Jakarta, Beritasatu.com – Amerika Serikat (AS) membuka ruang negosiasi selama masa penangguhan kebijakan tarif impor yang ditetapkan Presiden AS, Donald Trump, termasuk dengan Indonesia yang menjadi salah satu negara yang berkesempatan negosiasi pada gelombang pertama. Menteri Koordinator Perekonomian akan hadir dalam pertemuan negosiasi di Washington, pada 16-23 April 2025.
Lead Advisor Southeast Asia Region sekaligus Sekretaris Jenderal International Economic Association (IEA), Lili Yan Ing, mengusulkan sejumlah langkah strategis yang perlu diambil Indonesia untuk negosiasi.
“Pertama, Indonesia bersama negara Asia Tenggara (ASEAN) lainnya harus memiliki posisi yang sangat kuat,” ujar Lili dalam acara Investor Market Today di Beritasatu TV, Jakarta, Selasa (15/4/2025).
Menurutnya, prinsip utama yang harus dipegang adalah bahwa Indonesia dan ASEAN secara tegas menolak kebijakan tarif impor yang diberlakukan oleh Presiden AS Donald Trump. Indonesia hanya bersedia menawarkan skema tarif Most Favoured Nation (MFN) kepada AS, tanpa perlakuan istimewa atau diferensiasi apa pun.
Menurutnya, ruang negosiasi tetap terbuka selama AS menunjukkan sikap saling menghormati terhadap ASEAN dan berkomitmen mempertahankan sistem perdagangan multilateral yang berlaku.

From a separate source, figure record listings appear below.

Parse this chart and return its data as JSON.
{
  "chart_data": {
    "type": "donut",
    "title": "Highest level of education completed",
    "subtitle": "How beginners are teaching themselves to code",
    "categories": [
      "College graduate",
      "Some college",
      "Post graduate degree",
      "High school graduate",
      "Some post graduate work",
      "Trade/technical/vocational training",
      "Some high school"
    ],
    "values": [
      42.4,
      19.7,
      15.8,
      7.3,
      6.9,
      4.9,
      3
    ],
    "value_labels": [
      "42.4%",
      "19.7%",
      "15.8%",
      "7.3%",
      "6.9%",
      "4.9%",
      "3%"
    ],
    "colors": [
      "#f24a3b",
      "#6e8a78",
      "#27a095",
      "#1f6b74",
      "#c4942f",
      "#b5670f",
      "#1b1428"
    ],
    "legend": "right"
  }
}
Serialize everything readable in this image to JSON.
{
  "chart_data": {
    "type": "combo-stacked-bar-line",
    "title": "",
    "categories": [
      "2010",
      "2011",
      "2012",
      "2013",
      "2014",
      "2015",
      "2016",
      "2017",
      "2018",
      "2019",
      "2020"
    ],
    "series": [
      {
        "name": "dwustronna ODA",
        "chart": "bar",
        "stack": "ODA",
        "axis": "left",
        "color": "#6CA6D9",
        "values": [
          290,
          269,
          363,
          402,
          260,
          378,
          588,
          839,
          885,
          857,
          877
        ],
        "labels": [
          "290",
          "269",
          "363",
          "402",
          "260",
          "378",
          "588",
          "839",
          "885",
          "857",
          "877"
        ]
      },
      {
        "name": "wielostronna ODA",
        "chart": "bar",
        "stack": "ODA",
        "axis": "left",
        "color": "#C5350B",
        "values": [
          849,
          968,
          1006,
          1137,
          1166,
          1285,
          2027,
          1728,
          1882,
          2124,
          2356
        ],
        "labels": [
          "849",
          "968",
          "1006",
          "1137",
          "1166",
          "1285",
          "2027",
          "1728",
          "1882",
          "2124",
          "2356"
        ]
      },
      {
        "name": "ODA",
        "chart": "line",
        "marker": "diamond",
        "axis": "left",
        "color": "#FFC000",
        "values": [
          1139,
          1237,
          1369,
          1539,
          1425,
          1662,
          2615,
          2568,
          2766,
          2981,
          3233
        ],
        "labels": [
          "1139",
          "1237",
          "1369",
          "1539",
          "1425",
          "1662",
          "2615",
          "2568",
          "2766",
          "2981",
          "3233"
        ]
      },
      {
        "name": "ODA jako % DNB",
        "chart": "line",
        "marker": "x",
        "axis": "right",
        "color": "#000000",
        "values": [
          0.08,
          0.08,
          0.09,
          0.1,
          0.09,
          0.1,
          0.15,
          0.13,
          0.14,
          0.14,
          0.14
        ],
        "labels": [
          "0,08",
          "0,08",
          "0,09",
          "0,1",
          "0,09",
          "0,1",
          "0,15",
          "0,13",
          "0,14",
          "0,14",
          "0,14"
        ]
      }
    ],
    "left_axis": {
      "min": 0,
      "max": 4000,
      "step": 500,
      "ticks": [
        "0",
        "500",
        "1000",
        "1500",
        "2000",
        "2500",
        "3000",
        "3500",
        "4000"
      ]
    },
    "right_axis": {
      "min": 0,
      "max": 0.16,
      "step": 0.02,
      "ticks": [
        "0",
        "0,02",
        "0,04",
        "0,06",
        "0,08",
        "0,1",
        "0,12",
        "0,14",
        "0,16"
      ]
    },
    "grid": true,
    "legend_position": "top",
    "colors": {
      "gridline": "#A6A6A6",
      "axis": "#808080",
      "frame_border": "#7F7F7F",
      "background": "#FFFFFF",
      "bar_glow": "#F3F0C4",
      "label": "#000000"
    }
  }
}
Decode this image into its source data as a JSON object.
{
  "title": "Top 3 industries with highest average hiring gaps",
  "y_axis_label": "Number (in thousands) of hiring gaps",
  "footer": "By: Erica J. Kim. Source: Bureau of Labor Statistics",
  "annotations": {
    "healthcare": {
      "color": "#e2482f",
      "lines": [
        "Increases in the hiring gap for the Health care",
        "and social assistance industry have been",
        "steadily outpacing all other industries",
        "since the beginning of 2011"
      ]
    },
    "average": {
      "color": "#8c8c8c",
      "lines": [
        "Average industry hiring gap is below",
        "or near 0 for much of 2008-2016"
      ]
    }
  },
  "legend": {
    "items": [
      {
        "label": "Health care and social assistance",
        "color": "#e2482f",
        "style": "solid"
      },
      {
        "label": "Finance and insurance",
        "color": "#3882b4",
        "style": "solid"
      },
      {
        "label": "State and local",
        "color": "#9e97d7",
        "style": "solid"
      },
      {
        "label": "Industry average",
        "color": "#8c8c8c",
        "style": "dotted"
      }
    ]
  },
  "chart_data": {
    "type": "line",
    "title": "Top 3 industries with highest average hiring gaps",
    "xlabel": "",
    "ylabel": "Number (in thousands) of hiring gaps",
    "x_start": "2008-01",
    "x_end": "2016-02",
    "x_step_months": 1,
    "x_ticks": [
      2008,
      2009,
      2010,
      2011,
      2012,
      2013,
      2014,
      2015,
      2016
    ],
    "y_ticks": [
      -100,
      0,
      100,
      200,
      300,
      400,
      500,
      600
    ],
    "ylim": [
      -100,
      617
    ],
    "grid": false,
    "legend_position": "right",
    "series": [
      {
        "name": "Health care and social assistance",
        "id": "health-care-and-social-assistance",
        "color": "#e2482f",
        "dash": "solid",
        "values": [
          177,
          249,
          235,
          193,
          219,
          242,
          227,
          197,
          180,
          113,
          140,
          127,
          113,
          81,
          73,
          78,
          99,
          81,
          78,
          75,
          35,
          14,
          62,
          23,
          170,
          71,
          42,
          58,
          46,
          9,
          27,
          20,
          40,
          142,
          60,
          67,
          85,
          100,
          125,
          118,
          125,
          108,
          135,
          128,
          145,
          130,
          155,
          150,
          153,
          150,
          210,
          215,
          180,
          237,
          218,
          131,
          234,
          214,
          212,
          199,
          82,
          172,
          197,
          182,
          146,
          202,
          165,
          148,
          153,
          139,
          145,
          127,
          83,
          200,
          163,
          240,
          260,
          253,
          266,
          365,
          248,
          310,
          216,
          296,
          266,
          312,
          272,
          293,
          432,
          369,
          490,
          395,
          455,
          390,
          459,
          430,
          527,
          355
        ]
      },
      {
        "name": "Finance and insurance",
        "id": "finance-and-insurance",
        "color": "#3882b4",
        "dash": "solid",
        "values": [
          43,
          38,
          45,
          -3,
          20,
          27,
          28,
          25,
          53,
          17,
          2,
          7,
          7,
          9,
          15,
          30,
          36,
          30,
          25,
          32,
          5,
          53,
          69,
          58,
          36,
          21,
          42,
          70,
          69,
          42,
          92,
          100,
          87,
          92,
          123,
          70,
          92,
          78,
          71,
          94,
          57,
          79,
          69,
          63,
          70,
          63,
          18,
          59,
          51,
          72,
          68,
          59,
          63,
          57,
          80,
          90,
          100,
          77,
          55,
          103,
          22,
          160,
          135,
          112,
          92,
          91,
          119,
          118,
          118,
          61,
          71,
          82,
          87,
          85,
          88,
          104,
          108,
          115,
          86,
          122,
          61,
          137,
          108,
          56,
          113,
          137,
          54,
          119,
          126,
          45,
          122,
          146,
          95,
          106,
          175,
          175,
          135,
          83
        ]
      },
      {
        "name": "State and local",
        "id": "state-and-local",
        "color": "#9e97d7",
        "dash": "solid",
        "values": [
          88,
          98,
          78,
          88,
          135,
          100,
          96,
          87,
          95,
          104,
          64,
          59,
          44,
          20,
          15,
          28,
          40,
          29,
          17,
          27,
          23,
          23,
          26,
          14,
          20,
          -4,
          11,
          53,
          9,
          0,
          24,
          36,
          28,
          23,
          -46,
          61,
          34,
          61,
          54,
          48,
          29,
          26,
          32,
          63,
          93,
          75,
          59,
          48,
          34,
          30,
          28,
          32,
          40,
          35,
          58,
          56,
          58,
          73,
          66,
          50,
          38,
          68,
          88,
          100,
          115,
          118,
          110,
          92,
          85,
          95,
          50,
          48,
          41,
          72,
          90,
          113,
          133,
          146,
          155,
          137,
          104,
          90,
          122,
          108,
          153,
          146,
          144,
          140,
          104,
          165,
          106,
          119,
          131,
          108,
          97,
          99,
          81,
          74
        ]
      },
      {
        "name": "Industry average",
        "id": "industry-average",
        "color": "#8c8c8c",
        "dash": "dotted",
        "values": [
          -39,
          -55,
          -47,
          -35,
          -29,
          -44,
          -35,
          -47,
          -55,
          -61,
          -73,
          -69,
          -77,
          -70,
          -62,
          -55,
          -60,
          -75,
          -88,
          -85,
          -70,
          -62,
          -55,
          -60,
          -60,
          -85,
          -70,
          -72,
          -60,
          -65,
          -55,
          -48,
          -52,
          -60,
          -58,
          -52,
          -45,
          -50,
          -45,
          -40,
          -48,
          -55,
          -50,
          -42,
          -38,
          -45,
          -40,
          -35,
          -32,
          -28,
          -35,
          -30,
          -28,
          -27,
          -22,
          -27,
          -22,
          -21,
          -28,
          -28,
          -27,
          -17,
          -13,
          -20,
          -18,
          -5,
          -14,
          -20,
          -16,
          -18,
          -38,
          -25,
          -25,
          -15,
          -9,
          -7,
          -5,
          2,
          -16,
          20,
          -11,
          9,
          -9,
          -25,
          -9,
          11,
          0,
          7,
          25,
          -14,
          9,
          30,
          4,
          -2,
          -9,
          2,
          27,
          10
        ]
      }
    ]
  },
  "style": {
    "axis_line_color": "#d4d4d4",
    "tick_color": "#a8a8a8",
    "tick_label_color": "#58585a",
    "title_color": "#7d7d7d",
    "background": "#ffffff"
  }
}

Lili menilai kebijakan tarif impor yang diberlakukan oleh pemerintahan Trump merupakan salah satu kebijakan perdagangan terburuk dalam satu abad terakhir. Ia menegaskan bahwa kebijakan tersebut memiliki potensi besar menjerumuskan ekonomi global ke dalam resesi, bahkan lebih jauh lagi, menuju depresi, karena dampaknya terhadap sektor finansial.
“Kedua, Indonesia harus memahami secara tepat apa tujuan utama AS, khususnya apa yang sebenarnya diinginkan Trump,” tambah Lili.
Trump saat ini menganut prinsip proteksionisme, yang berarti akan membatasi perdagangan internasional dengan tujuan melindungi industri dalam negeri. Sehingga, Trump menurut Lili, tidak akan mendengarkan suara dari kawasan Asia Tenggara.
Maka dari itu, Lili menyarankan agar Indonesia memanfaatkan peran para pelaku usaha asal AS yang beroperasi di kawasan ASEAN, khususnya di Indonesia, sebagai alat diplomasi ekonomi.
“Banyak sekali perusahaan Amerika yang bergerak di Indonesia dan Asia Tenggara, yang meraup keuntungan miliaran hingga triliunan dolar AS setiap tahunnya. Kita harus menggunakan pelaku-pelaku usaha AS untuk berbicara kepada Trump,” pungkas Lili.
Lebih lanjut, ia menambahkan bahwa Indonesia juga perlu mengidentifikasi sektor-sektor yang yang diinginkan Trump, serta mengetahui negara bagian mana saja yang menjadi basis dukungan politiknya. Informasi tersebut akan sangat berguna dalam merumuskan strategi negosiasi tarif impor Trump yang efektif, baik itu tarif jasa maupun investasi AS di Indonesia.